The first time I ever heard Caroline Smith, I was with a friend and a cup of jasmine tea on a Thursday night in a Northfield venue unknown to many musicians and fans. The Chapel, a cozy upstairs venue that hosts music and art events at 310 ½ Division Street, is run by Michael Morris.
In September, the Chapel put on North by Northfield, bringing in local and Pacific Northwest bands for three full days of music. This past weekend I had the pleasure of chatting with Morris at Tandem Bagels about his vision with the venue, his two record labels and making Northfield weird.
Morris spent much of the last decade touring with his bands, which include Dewi Sant, Valley Fair and Wesley Church and the Fabulous Vanguards. He split his time between the Twin Cities and Seattle before settling down in Northfield based on the recommendation from bandmates. In Northfield, Morris found culture and a pervasive interest in art, but a subtly divided community. Everyone knows that the Olaf and Carleton rivalry is mostly nonexistent, but a pseudo-competitive relationship is often stressed over a collaborative one. The older Northfield crowd has bohemian associations with the college music scene. Morris believes this has opened the Chapel to “try to bring a segregated town together.”
During our conversation, Morris continually stressed the importance of giving back to Northfield in a meaningful way. He described the Chapel as a “listening space,” not a “beer-first, music-second” venue frequented by trashed college kids. His goal is to “bring together parts of the community that were not sharing intimate, vulnerable and meaningful human experience.”
Looking forward, this means expanding the notion of a traditional music venue and placing more emphasis on the space itself. Partly inspired by a realization that the Chapel, located up a long flight of stairs, is not handicapped-accessible and by the association that listeners make with a space and a certain genre of music, Morris is looking into alternative music spaces in Northfield. The Chapel will present shows at halls in the Eagles Club, the Northfield Arts Guild, the Key and the First United Church of Christ.
A mutually beneficial relationship, these concerts will increase the visibility of both the Chapel and of the space in which shows are held. Many of these shows will feature bands on one of Morris’ record labels, Rice County Records and Plastic Horse Records. Morris also runs The Barn, an all-analog studio in Northfield where many of these bands record.

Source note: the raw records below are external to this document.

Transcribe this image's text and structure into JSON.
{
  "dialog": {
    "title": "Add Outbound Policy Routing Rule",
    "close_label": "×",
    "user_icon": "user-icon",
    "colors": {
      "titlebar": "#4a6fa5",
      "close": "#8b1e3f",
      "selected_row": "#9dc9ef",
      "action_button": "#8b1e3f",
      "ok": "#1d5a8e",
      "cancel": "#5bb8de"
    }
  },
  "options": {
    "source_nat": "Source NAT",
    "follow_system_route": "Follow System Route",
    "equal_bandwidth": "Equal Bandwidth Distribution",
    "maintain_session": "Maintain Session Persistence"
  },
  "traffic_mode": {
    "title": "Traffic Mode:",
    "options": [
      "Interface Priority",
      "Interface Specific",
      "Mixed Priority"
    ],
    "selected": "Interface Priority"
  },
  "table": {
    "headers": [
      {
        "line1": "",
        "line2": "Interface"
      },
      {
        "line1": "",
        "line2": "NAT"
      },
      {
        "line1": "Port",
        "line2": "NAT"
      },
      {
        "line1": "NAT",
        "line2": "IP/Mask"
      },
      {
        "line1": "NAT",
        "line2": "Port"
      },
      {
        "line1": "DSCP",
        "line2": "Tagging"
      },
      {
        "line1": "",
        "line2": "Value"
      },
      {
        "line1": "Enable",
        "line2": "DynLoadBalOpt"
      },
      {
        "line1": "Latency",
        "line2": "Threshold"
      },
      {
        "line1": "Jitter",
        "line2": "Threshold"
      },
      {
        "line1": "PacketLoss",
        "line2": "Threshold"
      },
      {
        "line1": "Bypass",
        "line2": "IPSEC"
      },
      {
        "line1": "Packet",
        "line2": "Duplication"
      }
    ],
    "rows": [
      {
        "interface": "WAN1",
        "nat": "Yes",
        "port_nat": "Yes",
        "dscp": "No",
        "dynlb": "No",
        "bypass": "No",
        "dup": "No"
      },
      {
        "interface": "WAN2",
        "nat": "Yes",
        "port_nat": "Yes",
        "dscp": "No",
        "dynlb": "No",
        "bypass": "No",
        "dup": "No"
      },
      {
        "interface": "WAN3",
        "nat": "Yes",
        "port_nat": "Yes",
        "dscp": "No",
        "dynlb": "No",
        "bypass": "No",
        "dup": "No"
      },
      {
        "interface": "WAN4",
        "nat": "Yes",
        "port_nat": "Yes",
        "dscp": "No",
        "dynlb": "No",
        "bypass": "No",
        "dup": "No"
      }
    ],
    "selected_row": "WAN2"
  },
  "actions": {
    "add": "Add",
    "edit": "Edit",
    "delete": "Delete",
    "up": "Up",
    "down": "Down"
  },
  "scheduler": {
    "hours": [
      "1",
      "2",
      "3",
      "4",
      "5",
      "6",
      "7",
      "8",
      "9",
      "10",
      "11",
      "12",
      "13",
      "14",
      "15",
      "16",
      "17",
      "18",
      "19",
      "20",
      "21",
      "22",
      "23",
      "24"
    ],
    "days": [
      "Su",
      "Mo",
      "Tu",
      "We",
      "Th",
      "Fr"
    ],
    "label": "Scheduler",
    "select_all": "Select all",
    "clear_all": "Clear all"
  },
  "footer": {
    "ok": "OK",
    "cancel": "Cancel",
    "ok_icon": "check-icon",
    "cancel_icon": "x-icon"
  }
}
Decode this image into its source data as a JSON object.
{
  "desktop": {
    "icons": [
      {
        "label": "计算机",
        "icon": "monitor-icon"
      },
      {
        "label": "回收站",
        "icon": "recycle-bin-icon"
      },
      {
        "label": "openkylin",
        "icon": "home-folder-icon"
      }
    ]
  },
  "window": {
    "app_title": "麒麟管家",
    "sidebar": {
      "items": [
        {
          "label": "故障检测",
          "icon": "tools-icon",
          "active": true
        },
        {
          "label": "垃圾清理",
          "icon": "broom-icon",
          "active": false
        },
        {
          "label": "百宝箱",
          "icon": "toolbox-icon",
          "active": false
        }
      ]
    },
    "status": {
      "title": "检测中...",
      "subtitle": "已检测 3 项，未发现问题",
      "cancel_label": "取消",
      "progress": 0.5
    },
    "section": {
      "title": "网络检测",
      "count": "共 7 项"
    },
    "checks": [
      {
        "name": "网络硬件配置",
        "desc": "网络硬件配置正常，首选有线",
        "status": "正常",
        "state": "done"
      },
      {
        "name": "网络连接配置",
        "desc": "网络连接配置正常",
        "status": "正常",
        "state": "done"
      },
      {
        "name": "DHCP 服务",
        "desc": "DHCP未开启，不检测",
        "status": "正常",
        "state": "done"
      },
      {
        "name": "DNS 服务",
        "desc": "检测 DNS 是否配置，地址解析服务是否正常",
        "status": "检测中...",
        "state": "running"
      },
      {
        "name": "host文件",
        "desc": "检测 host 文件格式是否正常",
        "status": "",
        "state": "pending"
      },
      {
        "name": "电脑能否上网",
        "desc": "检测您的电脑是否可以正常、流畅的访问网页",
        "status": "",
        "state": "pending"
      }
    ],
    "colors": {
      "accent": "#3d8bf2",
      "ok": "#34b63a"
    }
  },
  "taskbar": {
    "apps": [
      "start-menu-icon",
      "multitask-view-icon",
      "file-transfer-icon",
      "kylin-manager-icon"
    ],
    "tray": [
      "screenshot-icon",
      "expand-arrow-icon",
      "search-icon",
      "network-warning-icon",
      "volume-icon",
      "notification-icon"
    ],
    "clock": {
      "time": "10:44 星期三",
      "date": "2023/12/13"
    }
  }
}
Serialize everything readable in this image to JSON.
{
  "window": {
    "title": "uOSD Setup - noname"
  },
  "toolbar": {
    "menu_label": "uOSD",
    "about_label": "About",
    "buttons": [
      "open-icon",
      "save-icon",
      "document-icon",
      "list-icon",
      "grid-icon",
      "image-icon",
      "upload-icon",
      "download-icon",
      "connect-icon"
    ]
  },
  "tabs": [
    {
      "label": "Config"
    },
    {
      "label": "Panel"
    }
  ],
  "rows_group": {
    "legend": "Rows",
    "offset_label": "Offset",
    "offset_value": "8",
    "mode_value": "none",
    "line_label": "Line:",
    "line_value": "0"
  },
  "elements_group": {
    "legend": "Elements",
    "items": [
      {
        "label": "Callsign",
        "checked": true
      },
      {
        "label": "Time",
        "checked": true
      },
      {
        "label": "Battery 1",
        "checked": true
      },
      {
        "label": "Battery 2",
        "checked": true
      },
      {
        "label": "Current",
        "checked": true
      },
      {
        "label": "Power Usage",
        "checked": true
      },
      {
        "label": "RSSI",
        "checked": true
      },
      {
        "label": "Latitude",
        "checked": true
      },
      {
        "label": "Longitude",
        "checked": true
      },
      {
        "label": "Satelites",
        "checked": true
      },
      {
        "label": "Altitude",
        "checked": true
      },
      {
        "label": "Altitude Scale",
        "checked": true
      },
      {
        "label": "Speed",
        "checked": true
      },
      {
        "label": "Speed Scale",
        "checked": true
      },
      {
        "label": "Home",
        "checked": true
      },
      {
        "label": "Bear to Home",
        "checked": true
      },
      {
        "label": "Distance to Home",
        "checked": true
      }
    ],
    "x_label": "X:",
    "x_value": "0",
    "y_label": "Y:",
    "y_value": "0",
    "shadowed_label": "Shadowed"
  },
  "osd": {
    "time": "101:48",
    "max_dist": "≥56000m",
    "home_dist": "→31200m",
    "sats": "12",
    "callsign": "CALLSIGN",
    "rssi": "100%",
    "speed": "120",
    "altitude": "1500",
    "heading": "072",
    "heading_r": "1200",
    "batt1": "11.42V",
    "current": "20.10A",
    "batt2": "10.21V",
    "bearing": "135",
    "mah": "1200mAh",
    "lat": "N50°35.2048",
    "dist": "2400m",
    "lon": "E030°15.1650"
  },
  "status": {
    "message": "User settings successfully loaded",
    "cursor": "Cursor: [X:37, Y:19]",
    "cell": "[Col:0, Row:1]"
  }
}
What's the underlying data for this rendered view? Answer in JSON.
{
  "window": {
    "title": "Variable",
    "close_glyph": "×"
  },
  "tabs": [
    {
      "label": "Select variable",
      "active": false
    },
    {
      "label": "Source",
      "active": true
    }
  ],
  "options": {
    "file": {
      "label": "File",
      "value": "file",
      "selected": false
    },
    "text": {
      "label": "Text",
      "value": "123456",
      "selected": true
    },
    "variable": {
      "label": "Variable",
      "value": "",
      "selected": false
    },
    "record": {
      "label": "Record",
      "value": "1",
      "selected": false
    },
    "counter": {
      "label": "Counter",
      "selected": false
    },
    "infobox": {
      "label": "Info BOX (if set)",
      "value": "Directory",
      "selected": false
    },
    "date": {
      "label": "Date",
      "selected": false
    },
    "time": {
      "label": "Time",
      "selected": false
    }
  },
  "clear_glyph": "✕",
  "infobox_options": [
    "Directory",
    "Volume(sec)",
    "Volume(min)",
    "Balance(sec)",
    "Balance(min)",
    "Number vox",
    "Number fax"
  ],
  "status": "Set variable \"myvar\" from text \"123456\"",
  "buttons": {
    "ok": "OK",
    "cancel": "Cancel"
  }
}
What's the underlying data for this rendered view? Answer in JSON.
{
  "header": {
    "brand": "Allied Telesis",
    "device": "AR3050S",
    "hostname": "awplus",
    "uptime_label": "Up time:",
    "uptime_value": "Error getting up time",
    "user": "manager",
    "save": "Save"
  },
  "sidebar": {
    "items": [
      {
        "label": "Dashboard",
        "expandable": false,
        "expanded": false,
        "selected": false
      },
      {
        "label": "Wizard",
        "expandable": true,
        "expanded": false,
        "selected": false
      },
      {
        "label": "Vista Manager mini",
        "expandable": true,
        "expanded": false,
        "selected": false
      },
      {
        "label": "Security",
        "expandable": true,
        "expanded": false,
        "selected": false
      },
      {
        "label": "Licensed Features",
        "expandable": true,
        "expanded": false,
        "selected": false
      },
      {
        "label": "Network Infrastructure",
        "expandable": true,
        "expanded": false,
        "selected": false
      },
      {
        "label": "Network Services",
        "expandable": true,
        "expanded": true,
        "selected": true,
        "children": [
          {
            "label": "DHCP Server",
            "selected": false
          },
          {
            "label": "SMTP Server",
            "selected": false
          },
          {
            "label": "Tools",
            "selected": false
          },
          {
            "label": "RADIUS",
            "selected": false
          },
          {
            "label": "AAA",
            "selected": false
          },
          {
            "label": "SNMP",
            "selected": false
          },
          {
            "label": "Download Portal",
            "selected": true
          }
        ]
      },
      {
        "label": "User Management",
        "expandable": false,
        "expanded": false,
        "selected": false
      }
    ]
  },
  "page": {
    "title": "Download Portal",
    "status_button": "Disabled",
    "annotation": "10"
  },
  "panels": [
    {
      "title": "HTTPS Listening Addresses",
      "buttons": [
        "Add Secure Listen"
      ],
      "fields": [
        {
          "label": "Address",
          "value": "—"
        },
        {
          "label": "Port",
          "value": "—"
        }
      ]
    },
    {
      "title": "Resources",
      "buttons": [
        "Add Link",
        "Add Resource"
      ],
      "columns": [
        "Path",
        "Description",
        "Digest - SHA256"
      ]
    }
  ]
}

One of these events is right around the corner on Thursday, Oct. 30 at Heartwork Yoga Studio where Portland electronic folk band Musée Mécanique will be performing. Listeners will kick their shoes off and escape from the horrors of academic life for an evening. I’ll be there. With my jasmine tea.
Comparing the Chapel’s goals in Northfield to the official slogan of Austin, Texas’ small businesses, Morris explains that he wants to make Northfield weird.
“It should be weird… but it’s not,” Morris said.
So come out to a show at the Chapel, or one of its affiliated venues, and help Michael Morris make Northfield weird.